As Michelle Chen at The Nation writes, "The goal isn't fixing bridges so much as fixing the corporate tax codes to promote privatization and unregulated construction with virtually no public input."

America must invest in rebuilding our infrastructure for the 21st century, but we need to do it right. Doing it right means keeping public control, protecting taxpayers, creating good jobs in an increasingly unequal economy, and addressing climate change.

Trump's plan would lean heavily on the private sector through "public-private partnerships" (P3s). Without protections, P3s hand control of our infrastructure to private investors or cost us more in the long run--or both.

Chicago learned the hard way in the midst of the recession, leasing its parking meters to Wall Street for $1 billion under value. Texas did too when the private investors in a toll road between Austin and San Antonio went bankrupt earlier this year, leaving taxpayers to clean up the mess.

With P3s, the devil is in the details.

P3s have the potential to create middle class pathways for those left out of the economy, but only if they include policies regarding job quality and equity.

They must include democratic control, real community input, and transparency, and create good paying jobs.
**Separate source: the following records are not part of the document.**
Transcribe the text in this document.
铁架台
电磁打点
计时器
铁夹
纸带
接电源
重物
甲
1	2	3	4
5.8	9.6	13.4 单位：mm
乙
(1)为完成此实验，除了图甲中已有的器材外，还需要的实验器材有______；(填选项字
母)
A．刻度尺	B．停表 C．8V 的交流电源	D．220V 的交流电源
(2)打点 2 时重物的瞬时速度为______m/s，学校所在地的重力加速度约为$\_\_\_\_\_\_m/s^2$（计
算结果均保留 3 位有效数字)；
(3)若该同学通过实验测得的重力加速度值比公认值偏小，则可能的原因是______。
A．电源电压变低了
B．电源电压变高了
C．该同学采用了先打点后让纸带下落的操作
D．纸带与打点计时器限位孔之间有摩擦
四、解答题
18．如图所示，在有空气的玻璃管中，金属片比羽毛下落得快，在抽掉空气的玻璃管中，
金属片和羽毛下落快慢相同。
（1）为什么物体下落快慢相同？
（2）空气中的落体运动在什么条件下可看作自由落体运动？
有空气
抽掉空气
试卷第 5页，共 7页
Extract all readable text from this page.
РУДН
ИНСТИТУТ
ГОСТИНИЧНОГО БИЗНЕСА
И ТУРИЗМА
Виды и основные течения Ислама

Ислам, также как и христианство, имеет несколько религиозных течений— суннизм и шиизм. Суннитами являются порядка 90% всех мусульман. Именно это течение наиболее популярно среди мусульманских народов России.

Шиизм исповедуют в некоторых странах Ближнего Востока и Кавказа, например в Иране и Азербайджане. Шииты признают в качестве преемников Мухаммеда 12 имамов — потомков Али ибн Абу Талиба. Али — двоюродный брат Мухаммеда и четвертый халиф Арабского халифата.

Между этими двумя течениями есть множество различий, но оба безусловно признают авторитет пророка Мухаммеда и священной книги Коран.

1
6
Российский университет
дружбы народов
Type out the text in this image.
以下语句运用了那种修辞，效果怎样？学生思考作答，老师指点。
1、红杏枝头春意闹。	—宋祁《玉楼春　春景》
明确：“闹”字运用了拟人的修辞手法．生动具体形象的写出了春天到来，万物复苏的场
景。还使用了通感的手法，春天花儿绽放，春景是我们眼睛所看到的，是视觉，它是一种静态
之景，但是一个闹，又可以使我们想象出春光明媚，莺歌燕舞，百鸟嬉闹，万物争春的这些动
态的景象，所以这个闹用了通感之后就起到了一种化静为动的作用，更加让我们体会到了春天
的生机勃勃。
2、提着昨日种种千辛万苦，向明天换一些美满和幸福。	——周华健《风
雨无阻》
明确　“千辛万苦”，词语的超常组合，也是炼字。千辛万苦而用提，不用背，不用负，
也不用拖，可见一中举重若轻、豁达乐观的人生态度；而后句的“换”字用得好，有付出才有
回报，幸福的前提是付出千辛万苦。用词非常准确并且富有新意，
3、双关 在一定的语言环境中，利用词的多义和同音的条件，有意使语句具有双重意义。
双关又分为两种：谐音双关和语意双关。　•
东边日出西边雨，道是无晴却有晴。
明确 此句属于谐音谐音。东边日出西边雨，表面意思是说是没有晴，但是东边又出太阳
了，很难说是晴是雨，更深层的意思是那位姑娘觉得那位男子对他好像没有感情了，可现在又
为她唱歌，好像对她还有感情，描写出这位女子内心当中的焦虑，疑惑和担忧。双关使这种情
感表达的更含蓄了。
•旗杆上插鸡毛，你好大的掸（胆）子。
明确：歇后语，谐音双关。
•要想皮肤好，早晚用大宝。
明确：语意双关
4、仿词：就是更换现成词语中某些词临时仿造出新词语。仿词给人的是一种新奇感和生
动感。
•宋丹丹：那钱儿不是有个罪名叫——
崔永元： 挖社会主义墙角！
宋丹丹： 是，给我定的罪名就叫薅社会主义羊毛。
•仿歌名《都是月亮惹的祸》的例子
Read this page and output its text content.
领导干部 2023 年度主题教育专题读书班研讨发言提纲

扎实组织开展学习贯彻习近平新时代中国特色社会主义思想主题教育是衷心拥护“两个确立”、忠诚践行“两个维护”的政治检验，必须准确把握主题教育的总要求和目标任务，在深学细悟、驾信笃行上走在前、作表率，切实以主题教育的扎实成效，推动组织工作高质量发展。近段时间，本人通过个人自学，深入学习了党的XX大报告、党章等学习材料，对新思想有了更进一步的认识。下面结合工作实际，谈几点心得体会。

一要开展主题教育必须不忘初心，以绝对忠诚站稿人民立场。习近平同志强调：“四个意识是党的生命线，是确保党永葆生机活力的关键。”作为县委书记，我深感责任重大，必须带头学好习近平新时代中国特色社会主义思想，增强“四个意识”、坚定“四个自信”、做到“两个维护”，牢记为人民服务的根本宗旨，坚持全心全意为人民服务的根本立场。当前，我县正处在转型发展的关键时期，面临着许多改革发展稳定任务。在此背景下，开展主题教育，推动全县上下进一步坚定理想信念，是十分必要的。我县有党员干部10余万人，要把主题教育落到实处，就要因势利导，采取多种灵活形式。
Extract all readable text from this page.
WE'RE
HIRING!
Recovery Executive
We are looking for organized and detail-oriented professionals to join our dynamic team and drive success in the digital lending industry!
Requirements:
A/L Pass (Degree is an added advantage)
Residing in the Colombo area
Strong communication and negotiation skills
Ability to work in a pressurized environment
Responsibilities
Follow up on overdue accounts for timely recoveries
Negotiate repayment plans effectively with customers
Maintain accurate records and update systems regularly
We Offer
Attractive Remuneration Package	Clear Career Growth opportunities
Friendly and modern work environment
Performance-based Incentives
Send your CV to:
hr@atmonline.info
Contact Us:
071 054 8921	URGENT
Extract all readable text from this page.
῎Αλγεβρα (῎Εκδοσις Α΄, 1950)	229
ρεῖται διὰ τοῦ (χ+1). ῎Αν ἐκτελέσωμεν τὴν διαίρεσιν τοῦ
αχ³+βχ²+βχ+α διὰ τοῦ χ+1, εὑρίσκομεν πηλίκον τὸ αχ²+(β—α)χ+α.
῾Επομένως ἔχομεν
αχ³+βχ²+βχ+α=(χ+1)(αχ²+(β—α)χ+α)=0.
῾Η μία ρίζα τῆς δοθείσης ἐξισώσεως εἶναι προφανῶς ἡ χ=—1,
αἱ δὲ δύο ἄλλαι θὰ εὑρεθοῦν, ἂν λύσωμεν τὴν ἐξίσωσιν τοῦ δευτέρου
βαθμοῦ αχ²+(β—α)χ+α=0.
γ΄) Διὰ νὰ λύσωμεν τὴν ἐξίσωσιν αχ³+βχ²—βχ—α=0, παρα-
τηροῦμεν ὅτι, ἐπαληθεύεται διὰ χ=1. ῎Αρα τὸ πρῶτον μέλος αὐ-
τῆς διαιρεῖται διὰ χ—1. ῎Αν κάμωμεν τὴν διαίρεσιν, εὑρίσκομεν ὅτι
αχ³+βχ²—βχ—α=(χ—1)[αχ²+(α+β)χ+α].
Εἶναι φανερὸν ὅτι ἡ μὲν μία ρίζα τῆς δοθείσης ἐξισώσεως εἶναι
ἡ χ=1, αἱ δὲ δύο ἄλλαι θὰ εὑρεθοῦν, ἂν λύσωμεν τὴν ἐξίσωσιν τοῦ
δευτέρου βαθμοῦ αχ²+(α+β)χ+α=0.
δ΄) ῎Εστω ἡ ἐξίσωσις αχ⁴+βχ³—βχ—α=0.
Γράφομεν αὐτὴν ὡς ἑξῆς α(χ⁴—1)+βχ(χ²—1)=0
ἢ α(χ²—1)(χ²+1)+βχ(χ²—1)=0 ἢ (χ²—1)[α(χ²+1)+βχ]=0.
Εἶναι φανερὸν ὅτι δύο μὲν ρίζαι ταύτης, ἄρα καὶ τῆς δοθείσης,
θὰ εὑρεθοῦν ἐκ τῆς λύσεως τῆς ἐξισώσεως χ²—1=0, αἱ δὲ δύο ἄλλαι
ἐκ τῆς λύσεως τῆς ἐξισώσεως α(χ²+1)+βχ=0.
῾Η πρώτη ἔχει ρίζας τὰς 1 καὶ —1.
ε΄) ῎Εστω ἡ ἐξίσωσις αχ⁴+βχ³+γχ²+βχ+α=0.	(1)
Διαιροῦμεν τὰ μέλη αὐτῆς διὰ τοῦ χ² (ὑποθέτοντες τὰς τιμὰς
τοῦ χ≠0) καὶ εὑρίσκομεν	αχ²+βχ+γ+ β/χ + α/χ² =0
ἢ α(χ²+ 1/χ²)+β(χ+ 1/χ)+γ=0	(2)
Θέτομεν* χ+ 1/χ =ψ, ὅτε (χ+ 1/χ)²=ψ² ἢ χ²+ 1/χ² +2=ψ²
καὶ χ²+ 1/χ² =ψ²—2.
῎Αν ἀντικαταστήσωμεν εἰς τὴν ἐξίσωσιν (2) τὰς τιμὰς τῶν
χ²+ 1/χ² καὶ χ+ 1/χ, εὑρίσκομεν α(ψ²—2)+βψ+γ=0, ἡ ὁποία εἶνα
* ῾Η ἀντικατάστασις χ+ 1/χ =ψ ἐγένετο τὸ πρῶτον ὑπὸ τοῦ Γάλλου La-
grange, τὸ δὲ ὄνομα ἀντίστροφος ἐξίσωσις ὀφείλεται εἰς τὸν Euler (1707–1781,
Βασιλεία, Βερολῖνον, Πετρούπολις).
P3s must create opportunities for everyone, not just the few.

Sometimes P3s are used to lease or "sell off" public assets like parking meters and buildings. These deals can lead to loss of control, higher user fees, job loss, and future budget issues if we don't ask tough questions.

Our infrastructure is crumbling and our economy badly needs living wage jobs. We already know what works best, public spending. Why throw things against the wall?